Look 996 : Chasse gardée

Quand Look sort un nouveau modèle c’est toujours un évènement. Il y a deux ans, il avait créé la sensation avec le 996, son semi rigide de cross-country. Pour 2009, Look aimerait bien rééditer ce coup de maître avec le 986, un tout-suspendu ultra-exclusif…qui devrait séduire les amateurs de chrono…

La suspension est de type points de pivot flottants avec un triangle avant relié à un triangle arrière via une biellette supérieure et une biellette inférieure. Toutes les articulations sont dotées d’axes alu surdimensionnés et montés sur roulements à cartouche étanches de type enduro. La cinématique de la suspension arrière a fait l’objet de beaucoup d’attentions afin de contrer le pompage tout en conservant l’amorti nécessaire à la pratique de la discipline. Le ratio de compression est d’environ 2.54 au rising jusqu’aux trois-quarts du débattement. Là, il atteint environ 2.4 pour finir à 2.54, ce qui lui permet d’aller jusqu’à la fin du débattement (cela permet de compenser la courbe naturelle vers le dur d’un amortisseur à air en fin de course). En moyenne, la suspension du 996 tourne donc autour de 2.5 sur un amortisseur en 165 mm d’entraxe.

Efficacité diabolique, freinage endurant, vélo virant parfaitement, le Look 996 est le VTT de tous les superlatifs…

Concernant le placement des biellettes, Look a dû jouer avec les différents brevets existants, notamment le VPP de Santa Cruz et le FPS de Lapierre. C’est d’autant plus vrai que la marque compte beaucoup sur le marché américain où son rayonnement est impressionnant, notamment auprès des pratiquants. Toujours est-il que cette cinématique à points de pivot flottants présente l’avantage de contrer de manière mécanique la compression de l’amortisseur provoqué par le pédalage : l’effet anti-pompage est obtenu par la tension de chaîne, tout en gardant une suspension active sur les variations de terrain. C’est aussi pour cela que le 996 peut se passer d’un amortisseur à plateforme ou à blocage. Durant nos différents tests, nous n’avons d’ailleurs utilisé qu’une seule fois le blocage : c’était en montée et sur route…

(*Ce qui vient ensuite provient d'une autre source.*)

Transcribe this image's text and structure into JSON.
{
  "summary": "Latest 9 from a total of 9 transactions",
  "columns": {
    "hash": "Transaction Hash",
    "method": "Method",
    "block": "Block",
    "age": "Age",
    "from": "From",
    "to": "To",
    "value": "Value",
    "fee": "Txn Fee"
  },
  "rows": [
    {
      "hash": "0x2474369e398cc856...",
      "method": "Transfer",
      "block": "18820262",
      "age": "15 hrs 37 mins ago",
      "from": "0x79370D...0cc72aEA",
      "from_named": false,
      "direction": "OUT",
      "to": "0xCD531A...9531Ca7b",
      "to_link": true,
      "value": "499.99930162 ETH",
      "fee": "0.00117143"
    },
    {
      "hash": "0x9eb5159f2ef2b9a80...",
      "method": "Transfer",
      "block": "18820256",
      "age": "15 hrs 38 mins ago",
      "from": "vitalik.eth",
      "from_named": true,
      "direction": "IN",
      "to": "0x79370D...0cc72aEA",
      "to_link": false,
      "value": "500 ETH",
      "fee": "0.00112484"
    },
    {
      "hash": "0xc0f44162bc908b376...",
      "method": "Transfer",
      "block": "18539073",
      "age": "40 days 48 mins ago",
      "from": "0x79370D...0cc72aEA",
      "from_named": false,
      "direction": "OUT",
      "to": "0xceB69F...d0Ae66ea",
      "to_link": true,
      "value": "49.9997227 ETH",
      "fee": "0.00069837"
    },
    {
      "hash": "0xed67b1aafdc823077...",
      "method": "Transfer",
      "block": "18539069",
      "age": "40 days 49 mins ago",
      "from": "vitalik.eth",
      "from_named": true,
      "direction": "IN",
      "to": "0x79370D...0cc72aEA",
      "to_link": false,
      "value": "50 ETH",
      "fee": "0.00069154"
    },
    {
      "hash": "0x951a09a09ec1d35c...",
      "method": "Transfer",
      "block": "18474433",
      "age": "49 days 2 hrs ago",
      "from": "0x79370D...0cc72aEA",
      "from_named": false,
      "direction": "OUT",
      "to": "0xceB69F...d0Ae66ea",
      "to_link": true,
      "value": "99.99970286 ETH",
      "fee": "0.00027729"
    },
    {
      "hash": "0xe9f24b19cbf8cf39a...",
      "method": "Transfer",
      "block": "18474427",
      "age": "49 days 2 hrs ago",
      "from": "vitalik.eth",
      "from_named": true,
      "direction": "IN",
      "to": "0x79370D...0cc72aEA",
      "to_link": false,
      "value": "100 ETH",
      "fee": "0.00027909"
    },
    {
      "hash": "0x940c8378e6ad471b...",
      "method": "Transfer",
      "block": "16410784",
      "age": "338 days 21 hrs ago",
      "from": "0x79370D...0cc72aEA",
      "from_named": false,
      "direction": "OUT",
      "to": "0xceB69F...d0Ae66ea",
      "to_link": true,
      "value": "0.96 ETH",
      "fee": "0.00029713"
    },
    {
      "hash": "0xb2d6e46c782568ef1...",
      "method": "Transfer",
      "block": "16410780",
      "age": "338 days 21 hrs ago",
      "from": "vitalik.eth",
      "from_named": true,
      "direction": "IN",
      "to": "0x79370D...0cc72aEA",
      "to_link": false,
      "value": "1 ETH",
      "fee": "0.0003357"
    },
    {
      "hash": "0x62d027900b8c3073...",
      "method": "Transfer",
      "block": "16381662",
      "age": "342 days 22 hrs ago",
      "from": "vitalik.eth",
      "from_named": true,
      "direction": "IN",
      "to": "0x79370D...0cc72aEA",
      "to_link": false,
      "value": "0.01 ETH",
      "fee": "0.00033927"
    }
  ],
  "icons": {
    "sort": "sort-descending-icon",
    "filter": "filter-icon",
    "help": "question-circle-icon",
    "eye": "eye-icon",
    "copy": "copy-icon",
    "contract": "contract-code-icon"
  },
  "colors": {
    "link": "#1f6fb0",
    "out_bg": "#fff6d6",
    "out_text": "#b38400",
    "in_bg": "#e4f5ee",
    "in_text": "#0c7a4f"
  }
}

Au niveau géométrie, le 996 joue définitivement la carte du cross-country au sens exclusif du terme. Ainsi, sur notre modèle avec une fourche de 100 mm, nous obtenons 72,5° de tube de selle (idéal pour bien développer sa jambe sans perte de rendement) et surtout une direction fermée à 71°. Autant dire qu’il faut pas mal de dextérité pour rester sur le VTT dans le pentu technique, surtout si le 986 est doté d’un cintre plat. Une prise de position surprenante aujourd’hui mais qui s’explique par la volonté de la marque de s’adresser à l’élite du cross-country, le compétiteur chasseurs de chronos. On a ainsi du mal à imaginer le comportement du VTT avec une fourche de 80 mm de débattement… Au final, le cadre pèse 2,5 kg, ce qui permet à Look d’annoncer son haut de gamme, l’Ultimate, à 10,3 kg (6 999 e).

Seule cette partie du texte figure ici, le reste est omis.